DE!. = SÖYLE!.
Qul = قل. Kâle/Söyle'nin emir kipi.
Kitâb’taki kâle/قال’leri ve türevlerini saymaya kalktım, sayamadım.
يقولون، تقولون، نقول، قلتم، قيل، قلنا، قل، قال، قالا، قالت، قالوا، قولا، قول، قولهم، قولنا، أقول، أتقولون، ليقولن، قائل، سيقولون، سنقول، قولكم، تقول، ...
O dedi, o ikisi dediler, onlar dediler, B/biz dedik; onların demesi; karşılıklı demeler (= söz söylemeler); kavl = söz, sözleşme = mukâvele, ...
Allah dedi = buyurdu = emretti; bize : qul! = de/yin! = söyle/yin! (= anlat/ın!) dedi; ama biz sustuk!.

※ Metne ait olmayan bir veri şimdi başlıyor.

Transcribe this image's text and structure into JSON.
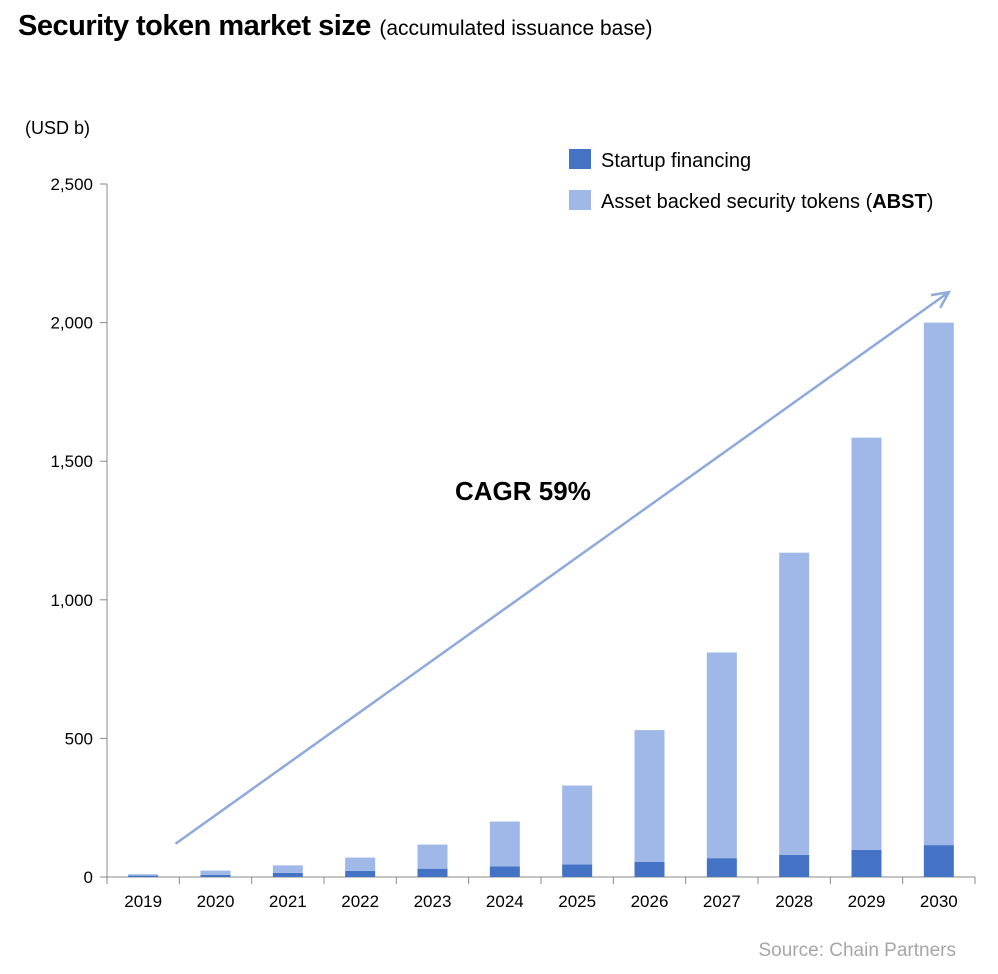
{
  "chart_data": {
    "type": "bar",
    "stacked": true,
    "title": "Security token market size",
    "subtitle": "(accumulated issuance base)",
    "ylabel": "(USD b)",
    "xlabel": "",
    "ylim": [
      0,
      2500
    ],
    "yticks": [
      0,
      500,
      1000,
      1500,
      2000,
      2500
    ],
    "ytick_labels": [
      "0",
      "500",
      "1,000",
      "1,500",
      "2,000",
      "2,500"
    ],
    "categories": [
      "2019",
      "2020",
      "2021",
      "2022",
      "2023",
      "2024",
      "2025",
      "2026",
      "2027",
      "2028",
      "2029",
      "2030"
    ],
    "series": [
      {
        "name": "Startup financing",
        "color": "#4472c4",
        "values": [
          5,
          8,
          15,
          22,
          30,
          38,
          45,
          55,
          68,
          80,
          98,
          115
        ]
      },
      {
        "name": "Asset backed security tokens (ABST)",
        "color": "#a0b8e8",
        "values": [
          5,
          15,
          27,
          48,
          87,
          162,
          285,
          475,
          742,
          1090,
          1487,
          1885
        ]
      }
    ],
    "legend": {
      "position": "top-right",
      "items": [
        {
          "prefix": "Startup financing",
          "bold": "",
          "suffix": ""
        },
        {
          "prefix": "Asset backed security tokens (",
          "bold": "ABST",
          "suffix": ")"
        }
      ]
    },
    "annotations": {
      "cagr_label": "CAGR 59%",
      "arrow": {
        "from": {
          "category": "2020",
          "value": 120
        },
        "to": {
          "category": "2030",
          "value": 2110
        }
      },
      "arrow_color": "#8eaadb"
    },
    "grid": false
  },
  "source": "Source: Chain Partners"
}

Kitâb’taki qul’ler! = de’ler! = söyle/yin’ler!, emir değil mi?!. Niye kimseye ve kendimize bişey demiyor, söylemiyoruz?!.
Yoksa, O’nu muhatap almıyor, (hâşâ) O’nu ‘bişey’! yerine koymuyor muyuz?!.
O’nu muhatap almazsak, O da bizi muhatap almaz.
...
Meselâ, “Qul : Hüve-l Allah-u Ehad” veya “Qul : Yâ Eyyüh-el kâfirûn” derken, kiminle konuşuyoruz?!.
O : bize, Benim Bir/Ehad olduğumu kendinize ve başkalarına (Beni Bir’lemeyen ve Bana şirk koşan kâfirlere ve müşriklere) söyleyin, demiyor mu?!.
Kitâb’ı/Kur’ân’ı, hayata dokunan dinamik ve canlı bir okuma ile okumalıyız.